Before the creation of CFI in 2008, innovation at Mayo occurred primarily within its research arm, a $630 million operation that publishes 4,000 studies per year. LaRusso, then chair of the Department of Medicine, initiated CFI as a patient-centered group that would focus not on generating medical research, but on improving care delivery. Noting the steps that other service-oriented industries had taken to enable innovation, the CFI team began collaborating with IDEO and other design firms to incorporate “design thinking” into its work. Design thinking starts from empathy for the needs of the user, and seeks to meet those needs creatively within the confines of a given organization.

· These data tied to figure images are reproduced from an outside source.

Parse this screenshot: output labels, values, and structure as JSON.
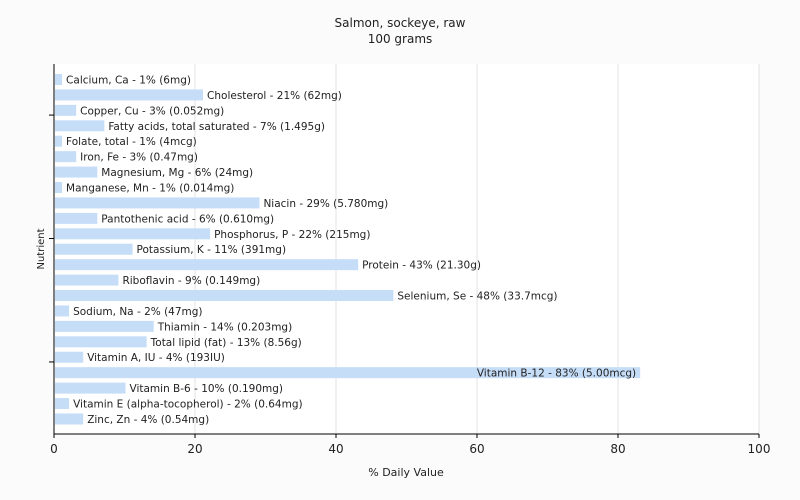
{
  "chart_data": {
    "type": "bar",
    "orientation": "horizontal",
    "title": "Salmon, sockeye, raw",
    "subtitle": "100 grams",
    "xlabel": "% Daily Value",
    "ylabel": "Nutrient",
    "xlim": [
      0,
      100
    ],
    "xticks": [
      0,
      20,
      40,
      60,
      80,
      100
    ],
    "grid": true,
    "bar_color": "#c6ddf8",
    "categories": [
      "Calcium, Ca - 1% (6mg)",
      "Cholesterol - 21% (62mg)",
      "Copper, Cu - 3% (0.052mg)",
      "Fatty acids, total saturated - 7% (1.495g)",
      "Folate, total - 1% (4mcg)",
      "Iron, Fe - 3% (0.47mg)",
      "Magnesium, Mg - 6% (24mg)",
      "Manganese, Mn - 1% (0.014mg)",
      "Niacin - 29% (5.780mg)",
      "Pantothenic acid - 6% (0.610mg)",
      "Phosphorus, P - 22% (215mg)",
      "Potassium, K - 11% (391mg)",
      "Protein - 43% (21.30g)",
      "Riboflavin - 9% (0.149mg)",
      "Selenium, Se - 48% (33.7mcg)",
      "Sodium, Na - 2% (47mg)",
      "Thiamin - 14% (0.203mg)",
      "Total lipid (fat) - 13% (8.56g)",
      "Vitamin A, IU - 4% (193IU)",
      "Vitamin B-12 - 83% (5.00mcg)",
      "Vitamin B-6 - 10% (0.190mg)",
      "Vitamin E (alpha-tocopherol) - 2% (0.64mg)",
      "Zinc, Zn - 4% (0.54mg)"
    ],
    "values": [
      1,
      21,
      3,
      7,
      1,
      3,
      6,
      1,
      29,
      6,
      22,
      11,
      43,
      9,
      48,
      2,
      14,
      13,
      4,
      83,
      10,
      2,
      4
    ]
  }
}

Think Big is at its best when the authors describe specific innovations that CFI has delivered. The Smart Mirror, for example, incorporates an electronic display and mobile phone connection into an everyday object. It’s used to collect medical data from seniors and to deliver reminders to them. The prototype was developed at Mayo’s Healthy Aging and Independent Living Lab, a simulated senior living environment located inside a retirement community. Developing both of these innovations—the mirror and the lab—entailed a willingness to prioritize the needs and expectations of consumers over more traditional medical service considerations. This approach represents a significant departure for an organization like the Mayo Clinic. Mayo has traditionally followed a “medical practice” model that treats the patient as a passive recipient of provider services. CFI’s use of design thinking renders the patient an active user and promotes medical consumerism.

Think Big reads like an introductory-level textbook. It’s collegial and approachable, but theoretical jargon and marketing buzzwords weigh down what would otherwise be fresh concepts and at times obfuscate the authors’ message. A paragraph on “acceptance of the normalization of deviance,” for example, needlessly and erroneously introduces critical theory to make the simple point that mediocre performance has become acceptable within health care. (Mediocrity is, by definition, normal rather than deviant.)

Overall, though, Think Big offers a refreshingly practical look at innovation in the health sector, as seen through the lens of an institution that has brought design thinking to patient care. It celebrates incremental improvements and a willingness to “start small” within complex systems. Design thinkers will appreciate the application of those principles to an environment that is starving for such an approach. Die-hard disruptors will need to look elsewhere.